Man sollte einen vollen Becher (full) ums Feuer tragen und der, der das Gastmahl ausrichtete und der Anführer war, sollte den Becher und das gesamte Opferessen weihen. Zuerst sollte es den Odinsbecher (Óðins full) geben - den sollte man auf den Sieg und die Macht seines Königs trinken, dann den Njördbecher (Njarðar full) und den Freysbecher (Freys full) für gute Ernte und Frieden. Damals pflegten viele Leute, als nächstes den Gelöbnisbecher (bragafull) zu trinken. Die Menschen tranken auch Becher auf ihre Verwandten, die in Hügeln bestattet worden waren, und die wurden Gedächtnistrunk genannt."

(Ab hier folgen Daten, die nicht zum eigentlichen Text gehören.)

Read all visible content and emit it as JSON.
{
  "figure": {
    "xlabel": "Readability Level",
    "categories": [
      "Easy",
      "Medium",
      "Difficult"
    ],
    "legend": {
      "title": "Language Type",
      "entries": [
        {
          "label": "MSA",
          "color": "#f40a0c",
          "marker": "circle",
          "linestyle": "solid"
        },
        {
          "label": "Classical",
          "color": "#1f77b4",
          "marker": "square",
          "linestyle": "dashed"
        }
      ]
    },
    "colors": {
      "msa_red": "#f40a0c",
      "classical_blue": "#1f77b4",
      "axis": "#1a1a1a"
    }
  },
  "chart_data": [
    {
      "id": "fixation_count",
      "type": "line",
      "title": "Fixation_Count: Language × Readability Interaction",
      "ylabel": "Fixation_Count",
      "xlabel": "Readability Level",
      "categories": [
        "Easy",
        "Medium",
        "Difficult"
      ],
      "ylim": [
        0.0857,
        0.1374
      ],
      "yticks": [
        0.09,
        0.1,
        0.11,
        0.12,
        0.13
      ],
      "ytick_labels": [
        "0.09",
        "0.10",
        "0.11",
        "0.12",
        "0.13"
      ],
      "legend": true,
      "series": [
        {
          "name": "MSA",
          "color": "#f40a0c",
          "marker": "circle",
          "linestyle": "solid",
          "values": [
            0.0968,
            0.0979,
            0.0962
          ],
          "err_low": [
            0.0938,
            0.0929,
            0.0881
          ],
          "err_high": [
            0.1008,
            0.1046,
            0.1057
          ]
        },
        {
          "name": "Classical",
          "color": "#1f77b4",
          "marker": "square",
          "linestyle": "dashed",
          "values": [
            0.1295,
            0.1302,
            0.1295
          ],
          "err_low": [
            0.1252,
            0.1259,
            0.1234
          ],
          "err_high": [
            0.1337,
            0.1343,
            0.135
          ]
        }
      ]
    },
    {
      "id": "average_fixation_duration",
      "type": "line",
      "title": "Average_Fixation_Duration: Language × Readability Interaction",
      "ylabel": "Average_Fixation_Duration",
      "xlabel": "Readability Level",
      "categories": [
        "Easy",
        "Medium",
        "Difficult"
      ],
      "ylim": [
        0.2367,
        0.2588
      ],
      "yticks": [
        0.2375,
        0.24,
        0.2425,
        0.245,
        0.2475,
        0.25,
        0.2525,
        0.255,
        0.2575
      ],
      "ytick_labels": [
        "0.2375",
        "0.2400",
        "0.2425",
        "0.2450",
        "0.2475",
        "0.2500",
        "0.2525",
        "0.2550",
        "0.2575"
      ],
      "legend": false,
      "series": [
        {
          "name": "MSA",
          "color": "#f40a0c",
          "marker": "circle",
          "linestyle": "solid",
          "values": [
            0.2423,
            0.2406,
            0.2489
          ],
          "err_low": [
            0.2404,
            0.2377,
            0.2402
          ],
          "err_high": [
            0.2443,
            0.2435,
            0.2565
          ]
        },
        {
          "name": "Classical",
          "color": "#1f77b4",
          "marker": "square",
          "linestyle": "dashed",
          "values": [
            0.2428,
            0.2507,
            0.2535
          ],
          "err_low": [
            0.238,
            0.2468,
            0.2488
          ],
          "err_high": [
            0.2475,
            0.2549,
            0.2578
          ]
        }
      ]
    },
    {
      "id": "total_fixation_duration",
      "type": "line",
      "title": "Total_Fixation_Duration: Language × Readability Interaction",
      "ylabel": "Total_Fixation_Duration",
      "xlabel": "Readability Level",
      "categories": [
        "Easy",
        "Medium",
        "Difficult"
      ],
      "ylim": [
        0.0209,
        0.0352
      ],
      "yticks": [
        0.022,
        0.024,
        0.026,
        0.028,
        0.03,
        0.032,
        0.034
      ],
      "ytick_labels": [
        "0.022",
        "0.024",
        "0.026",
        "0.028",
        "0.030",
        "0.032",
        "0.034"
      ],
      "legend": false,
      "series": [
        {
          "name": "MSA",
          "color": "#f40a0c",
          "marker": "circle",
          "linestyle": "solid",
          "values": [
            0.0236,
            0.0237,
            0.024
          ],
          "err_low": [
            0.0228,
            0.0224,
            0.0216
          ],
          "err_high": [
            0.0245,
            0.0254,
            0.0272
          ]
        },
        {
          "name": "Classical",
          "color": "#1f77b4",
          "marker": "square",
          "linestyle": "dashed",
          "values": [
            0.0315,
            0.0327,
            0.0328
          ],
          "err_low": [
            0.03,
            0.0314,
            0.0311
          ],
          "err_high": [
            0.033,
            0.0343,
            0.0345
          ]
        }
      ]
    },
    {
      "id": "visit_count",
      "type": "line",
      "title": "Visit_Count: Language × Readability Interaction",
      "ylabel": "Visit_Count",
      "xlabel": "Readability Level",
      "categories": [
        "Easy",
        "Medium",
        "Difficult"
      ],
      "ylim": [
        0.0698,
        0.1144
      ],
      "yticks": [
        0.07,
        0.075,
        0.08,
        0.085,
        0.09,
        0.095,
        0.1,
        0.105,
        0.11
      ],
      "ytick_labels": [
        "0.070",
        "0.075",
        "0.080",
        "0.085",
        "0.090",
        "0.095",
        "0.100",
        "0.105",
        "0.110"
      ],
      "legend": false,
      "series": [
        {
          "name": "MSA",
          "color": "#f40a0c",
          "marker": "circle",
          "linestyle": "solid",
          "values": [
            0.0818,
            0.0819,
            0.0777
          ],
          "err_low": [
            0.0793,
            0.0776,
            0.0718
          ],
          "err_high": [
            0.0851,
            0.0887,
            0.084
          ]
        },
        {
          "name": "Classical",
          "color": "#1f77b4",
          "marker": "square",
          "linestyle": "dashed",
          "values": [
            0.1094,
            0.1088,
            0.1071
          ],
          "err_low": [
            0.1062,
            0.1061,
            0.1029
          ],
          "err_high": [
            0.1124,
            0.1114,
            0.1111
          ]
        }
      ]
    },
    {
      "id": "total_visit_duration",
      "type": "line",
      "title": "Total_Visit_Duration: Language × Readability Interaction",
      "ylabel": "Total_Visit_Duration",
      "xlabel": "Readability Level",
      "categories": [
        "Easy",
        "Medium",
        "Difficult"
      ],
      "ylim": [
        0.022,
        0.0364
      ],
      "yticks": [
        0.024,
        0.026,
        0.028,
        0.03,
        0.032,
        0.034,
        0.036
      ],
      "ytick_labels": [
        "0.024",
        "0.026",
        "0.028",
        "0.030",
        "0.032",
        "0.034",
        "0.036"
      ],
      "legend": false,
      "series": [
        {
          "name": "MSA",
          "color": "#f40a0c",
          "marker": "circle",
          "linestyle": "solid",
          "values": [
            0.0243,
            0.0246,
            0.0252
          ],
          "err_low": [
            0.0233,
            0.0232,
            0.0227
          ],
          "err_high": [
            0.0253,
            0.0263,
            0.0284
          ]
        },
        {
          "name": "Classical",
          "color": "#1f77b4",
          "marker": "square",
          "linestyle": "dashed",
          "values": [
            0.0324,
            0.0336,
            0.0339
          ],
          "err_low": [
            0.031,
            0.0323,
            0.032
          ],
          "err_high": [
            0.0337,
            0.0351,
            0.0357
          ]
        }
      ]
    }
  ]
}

Der Begriff bragafull, hier als "Gelöbnisbecher" übersetzt, wird in der ebenfalls zur Heimskringla gehörenden Ynglinga saga näher erläuert:
"Zu dieser Zeit war es Brauch, wenn ein Erbmahl nach dem Tod von Königen oder Jarlen ausgerichtet werden sollte, dann sollte der, der es ausrichtete und zum Erben erklärt werden sollte, auf der Stufe vor dem Hochsitz sitzen, solange, bis ein Becher hereingetragen wurde, der Gelöbnisbecher (bragafull) genannt wurde. Jener sollte zum Empfang des Gelöbnisbechers aufstehen, ein Gelübde ablegen und anschließend den Becher austrinken. Dann sollte er auf den Hochsitz geleitet werden, der seinem Vater gehört hatte. Damit hatte er das gesamte Erbe des Toten angetreten."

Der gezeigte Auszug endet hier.